The other day I noticed a solar-powered lighting system beside a main road, connected to a set of school-zone warning lights *. Once I began looking, I noted several solar-powered devices around the streets. Here are just a few of my favourites.
* As in many parts of the world, one of the road rules here (Sydney, Australia) requires a reduced speed around schools during the times the children arrive and leave each day. A set of lights and warning signs often announces this.
What are the main advantages of solar-powered devices?
Before we begin, let’s take a quick look at two of the key advantages of solar-powered devices in general. These apply to almost anything that’s solar-powered – whether it’s intended for domestic or commercial use.
- Installation is often simpler. Once you remove the cables supplying power to the device itself (and I’m obviously referring to larger equipment here), the installation requirements are greatly simplified in many cases. It’s also less to worry about when you’re digging nearby.
- Greatly reduced maintenance costs. A significant part of the maintenance cost for many electrical devices involves the power supply, and the transmission of this power to the core of the equipment. Solar-powered devices remove this.
Once the initial cost comes down to a reasonable level, local government bodies stand to save a considerable amount of money; both when the items are new, and on an ongoing basis.
Solar-powered devices in the streets
Now, on to the devices themselves. These are all things which are currently available, and in use in various parts of the world. If you’d like to see more of them where you live, just talk to your local council or government.
These really show off the two advantages above. With nothing physically connecting them to each other (wireless communications sort out the timing and collective functions), they take up a very small space at ground level. Meanwhile, the reduced maintenance cost enables them to be employed along minor roads in small towns which otherwise go poorly lit.
Although there are many varieties, the one in the photo at left shows a typical setup. The overall shape of each streetlight is almost unchanged.
NB : Portable versions of these are also available – perfect for temporary uses, such as roadworks.
These are the first solar-powered devices I saw beside the roads, several years ago. As solar options become cheaper and more efficient, the solar-powered parking meters are making their presence felt in a number of parts of the world.
School safety lights
These are the lights I mentioned at the beginning of this article. The device itself is a simple warning sign – a series of flashing lights and an area of text – and is ideal for the solar approach.

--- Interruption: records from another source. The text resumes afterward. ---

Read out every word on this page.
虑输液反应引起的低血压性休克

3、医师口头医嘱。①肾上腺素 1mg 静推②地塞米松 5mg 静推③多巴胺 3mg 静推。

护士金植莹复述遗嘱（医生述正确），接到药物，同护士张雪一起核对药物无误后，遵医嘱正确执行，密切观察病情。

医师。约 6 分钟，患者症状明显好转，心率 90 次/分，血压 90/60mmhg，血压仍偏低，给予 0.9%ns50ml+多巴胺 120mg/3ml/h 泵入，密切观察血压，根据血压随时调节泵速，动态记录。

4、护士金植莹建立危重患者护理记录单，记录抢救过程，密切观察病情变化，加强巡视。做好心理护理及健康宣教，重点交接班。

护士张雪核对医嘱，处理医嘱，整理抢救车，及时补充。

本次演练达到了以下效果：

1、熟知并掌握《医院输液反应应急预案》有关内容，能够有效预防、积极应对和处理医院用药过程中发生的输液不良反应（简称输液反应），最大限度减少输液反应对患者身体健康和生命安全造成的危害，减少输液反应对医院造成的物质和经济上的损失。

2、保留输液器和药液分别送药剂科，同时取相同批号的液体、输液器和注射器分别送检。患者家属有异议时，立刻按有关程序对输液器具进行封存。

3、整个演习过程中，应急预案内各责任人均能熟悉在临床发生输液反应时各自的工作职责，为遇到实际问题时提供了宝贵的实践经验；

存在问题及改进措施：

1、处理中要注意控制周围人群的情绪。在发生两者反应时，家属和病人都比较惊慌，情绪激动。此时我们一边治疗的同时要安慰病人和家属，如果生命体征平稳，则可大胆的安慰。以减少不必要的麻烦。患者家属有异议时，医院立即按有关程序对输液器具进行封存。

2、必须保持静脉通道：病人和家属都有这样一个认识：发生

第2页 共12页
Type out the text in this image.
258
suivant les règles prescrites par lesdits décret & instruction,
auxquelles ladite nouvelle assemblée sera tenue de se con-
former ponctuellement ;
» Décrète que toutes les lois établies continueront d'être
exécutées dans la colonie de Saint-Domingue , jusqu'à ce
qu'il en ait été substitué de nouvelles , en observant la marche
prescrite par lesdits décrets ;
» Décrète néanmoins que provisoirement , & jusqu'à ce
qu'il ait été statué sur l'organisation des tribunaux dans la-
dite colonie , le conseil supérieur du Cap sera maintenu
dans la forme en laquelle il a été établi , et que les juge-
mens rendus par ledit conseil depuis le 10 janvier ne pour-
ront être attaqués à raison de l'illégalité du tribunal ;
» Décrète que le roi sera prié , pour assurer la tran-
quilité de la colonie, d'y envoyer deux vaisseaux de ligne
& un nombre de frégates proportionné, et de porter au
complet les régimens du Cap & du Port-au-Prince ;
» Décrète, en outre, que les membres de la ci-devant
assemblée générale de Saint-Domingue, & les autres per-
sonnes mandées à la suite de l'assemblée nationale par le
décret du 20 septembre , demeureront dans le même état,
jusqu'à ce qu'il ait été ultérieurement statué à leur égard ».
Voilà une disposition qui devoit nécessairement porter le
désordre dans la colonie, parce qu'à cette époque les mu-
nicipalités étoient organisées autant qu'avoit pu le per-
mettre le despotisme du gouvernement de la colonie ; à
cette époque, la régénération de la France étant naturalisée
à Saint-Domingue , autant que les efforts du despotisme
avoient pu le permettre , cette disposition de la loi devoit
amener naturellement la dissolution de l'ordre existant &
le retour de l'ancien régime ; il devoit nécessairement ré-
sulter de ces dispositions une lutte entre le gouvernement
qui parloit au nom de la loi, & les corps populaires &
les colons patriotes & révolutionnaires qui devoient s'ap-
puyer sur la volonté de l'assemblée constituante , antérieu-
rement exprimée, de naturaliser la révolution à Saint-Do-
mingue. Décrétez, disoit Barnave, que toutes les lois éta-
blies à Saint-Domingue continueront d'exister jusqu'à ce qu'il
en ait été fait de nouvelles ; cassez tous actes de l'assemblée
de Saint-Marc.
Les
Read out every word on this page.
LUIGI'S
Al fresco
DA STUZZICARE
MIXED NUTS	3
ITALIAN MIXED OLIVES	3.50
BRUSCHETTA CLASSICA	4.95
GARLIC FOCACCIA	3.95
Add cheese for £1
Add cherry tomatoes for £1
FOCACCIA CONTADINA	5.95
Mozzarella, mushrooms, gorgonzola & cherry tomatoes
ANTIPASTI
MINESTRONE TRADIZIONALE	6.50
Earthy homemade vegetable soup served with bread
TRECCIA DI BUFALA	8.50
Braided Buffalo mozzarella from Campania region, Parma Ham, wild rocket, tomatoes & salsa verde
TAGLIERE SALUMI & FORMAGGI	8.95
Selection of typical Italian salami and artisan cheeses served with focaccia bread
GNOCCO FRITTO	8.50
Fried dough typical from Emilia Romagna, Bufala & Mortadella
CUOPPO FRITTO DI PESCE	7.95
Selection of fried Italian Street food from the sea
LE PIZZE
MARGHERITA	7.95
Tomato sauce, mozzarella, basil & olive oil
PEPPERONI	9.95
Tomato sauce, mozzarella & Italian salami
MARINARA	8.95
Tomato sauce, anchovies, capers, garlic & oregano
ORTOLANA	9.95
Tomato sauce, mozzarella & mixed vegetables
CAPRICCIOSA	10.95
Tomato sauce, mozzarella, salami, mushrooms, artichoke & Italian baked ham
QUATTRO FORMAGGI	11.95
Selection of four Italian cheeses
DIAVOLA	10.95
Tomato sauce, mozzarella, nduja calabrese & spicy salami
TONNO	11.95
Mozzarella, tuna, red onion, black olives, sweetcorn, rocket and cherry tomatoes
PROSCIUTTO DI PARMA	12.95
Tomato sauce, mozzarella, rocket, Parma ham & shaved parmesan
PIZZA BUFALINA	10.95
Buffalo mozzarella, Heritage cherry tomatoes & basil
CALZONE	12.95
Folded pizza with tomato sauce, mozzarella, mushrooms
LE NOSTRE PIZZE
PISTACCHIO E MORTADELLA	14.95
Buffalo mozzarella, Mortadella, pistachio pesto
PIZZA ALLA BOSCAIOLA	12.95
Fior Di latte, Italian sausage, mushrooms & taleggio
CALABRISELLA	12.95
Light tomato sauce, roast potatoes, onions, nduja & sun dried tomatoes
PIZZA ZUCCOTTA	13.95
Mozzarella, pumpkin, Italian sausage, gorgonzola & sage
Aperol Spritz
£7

NB : a great alternative is the SafeZone, which features a series of coloured road-based markers. Very easy to see.
This seems like an obvious use for solar technology, as it’s fairly simple to modify existing shelters; without any significant change to their appearance. These are gradually becoming more common in many areas.
The Tindo Solar Bus I pointed to recently operates on a very simple model. The solar power is gathered at the bus depot, not on the vehicle itself; and simply recharges the vehicle at night (in the same way as a plug-in hybrid). Being an electric vehicle, the bus is almost silent, and perfect for the typical short journeys around urban areas.
Solar Road Markers
As you can see from the photo, these are essentially solar-powered cats-eyes. As you’d expect for devices which are going to suffer being run over many times a day, they’re extremely tough. Temperature extremes, heavy traffic – no problem at all. Great things.
Temporary Traffic lights
This is a superb combination of power from renewable and non-renewable sources – solar-powered temporary traffic lights. As with the street lights, these often make use of wireless communications to keep everything running smoothly.
Many of the above devices have a common trait – the energy is harnessed, stored and then re-used when appropriate. Street signs are a perfect example of this. Solar energy is collected during the day, and used to power lighting (for the sign) at night.
A battery backup easily covers the dim and overcast days.
And a few that I’d like to see :
Permanent Traffic lights
Now that solar-powered temporary traffic lights are available, it isn’t exactly a huge leap to incorporate the same technology in permanent setups. After all, an intersection which is suddenly without traffic lights is chaotic at best.
Although several varieties of solar-powered bollards are already available, I haven’t yet come across similar options when it comes to sections of safety railing.
Public Recharge points
Similar to the solar-powered bollards mentioned above – although they’d simply store their energy, rather than offer lighting – would be public recharge points. If your electric car or hybrid is running low on power, simply pull over and plug in for a while.
The cost of maintaining something like this? Very low indeed.
Final thought on Solar Technology in the Streets
I love the idea of solar power; after all, it’s essentially free electricity. The next time you’re in town, take a look around at the ways in which solar-powered devices could really reduce costs and simplify things.
Chances are, there are more than you think.